By Neomalthusian:
Modern liberalism's strongest features include:
- favoring progressive taxes as a primary means of promoting relative economic and social equality.
- using the governmental spending power that progressive taxation enables to fund social programs that make life better for people whose goods/services/labor no one wants to buy.
- regulating private sector enterprise to whatever extent necessary to prevent monopolistic pricing, inefficient levels of profit (a.k.a. economic rent-seeking), and consumer fraud and abuse.
- rejecting (often religiously-based) bigoted attitudes toward groups commonly identified as being a racial, ethnic or other minority.
- favoring science, evidence and change over tradition and religion.
A step further, I think the strongest aspects of economic liberalism include:
- understanding monetary sovereignty, i.e. countries that have fiat currencies managed by a central bank do not have to balance their federal budgets the way Aunt Agnes balances her checking account
- recognizing that globalization and technological advancements are causing supply side capitalism to be decreasingly able to raise living standards broadly (i.e. "trickle down")

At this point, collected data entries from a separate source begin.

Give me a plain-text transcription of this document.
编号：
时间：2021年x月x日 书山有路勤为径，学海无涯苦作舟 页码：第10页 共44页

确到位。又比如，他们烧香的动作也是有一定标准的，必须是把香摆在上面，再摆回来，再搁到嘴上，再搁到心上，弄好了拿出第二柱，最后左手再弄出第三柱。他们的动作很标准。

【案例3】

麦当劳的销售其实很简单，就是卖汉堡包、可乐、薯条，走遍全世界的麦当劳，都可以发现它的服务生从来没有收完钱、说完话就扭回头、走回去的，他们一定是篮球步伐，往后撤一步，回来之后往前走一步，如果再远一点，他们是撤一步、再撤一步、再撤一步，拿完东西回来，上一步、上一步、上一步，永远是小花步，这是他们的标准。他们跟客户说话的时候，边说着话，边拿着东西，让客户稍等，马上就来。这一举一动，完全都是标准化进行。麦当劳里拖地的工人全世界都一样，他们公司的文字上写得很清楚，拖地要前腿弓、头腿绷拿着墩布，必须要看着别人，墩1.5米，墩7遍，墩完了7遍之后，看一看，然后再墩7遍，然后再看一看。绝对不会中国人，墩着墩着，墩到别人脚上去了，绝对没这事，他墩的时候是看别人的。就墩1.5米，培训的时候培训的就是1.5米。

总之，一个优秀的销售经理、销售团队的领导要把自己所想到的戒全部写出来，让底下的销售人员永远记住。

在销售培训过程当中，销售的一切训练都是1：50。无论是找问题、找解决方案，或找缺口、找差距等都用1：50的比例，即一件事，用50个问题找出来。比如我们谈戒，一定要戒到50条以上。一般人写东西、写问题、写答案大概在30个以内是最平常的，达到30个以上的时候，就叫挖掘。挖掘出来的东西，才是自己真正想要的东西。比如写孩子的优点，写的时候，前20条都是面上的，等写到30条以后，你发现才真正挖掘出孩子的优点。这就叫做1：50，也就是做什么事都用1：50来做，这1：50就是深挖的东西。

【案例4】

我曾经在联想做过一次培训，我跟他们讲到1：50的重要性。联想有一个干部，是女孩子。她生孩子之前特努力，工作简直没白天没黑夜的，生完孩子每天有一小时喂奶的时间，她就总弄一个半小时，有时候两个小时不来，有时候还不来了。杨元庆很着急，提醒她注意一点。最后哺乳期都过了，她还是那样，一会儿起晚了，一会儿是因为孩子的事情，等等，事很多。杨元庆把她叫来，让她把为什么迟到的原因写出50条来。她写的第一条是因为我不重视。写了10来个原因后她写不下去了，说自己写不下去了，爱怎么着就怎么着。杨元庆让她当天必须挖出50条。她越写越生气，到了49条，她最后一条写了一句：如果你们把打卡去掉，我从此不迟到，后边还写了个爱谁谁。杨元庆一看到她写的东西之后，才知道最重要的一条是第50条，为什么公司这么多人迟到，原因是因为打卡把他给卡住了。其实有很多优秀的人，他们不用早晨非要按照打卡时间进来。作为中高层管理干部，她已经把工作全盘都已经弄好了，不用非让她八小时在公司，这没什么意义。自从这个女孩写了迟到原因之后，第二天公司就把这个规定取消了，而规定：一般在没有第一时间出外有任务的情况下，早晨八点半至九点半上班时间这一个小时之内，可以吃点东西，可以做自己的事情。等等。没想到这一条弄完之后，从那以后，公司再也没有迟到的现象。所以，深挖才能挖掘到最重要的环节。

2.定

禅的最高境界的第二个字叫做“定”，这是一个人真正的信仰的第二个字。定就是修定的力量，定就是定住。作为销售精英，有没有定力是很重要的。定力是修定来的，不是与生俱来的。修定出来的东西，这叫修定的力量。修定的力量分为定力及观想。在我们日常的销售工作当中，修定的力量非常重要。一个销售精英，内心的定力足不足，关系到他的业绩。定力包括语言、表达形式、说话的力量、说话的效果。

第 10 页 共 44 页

- but that despite this (the eventual failure of supply side economics' ability to raise living standards broadly being partly attributable to globalization), we should nevertheless openly accept the inevitability of globalization and work with it rather than against it, as global trade and exchange of goods, services and ideas is the most likely to promote global peace and prosperity, versus turning inward and protectionistic.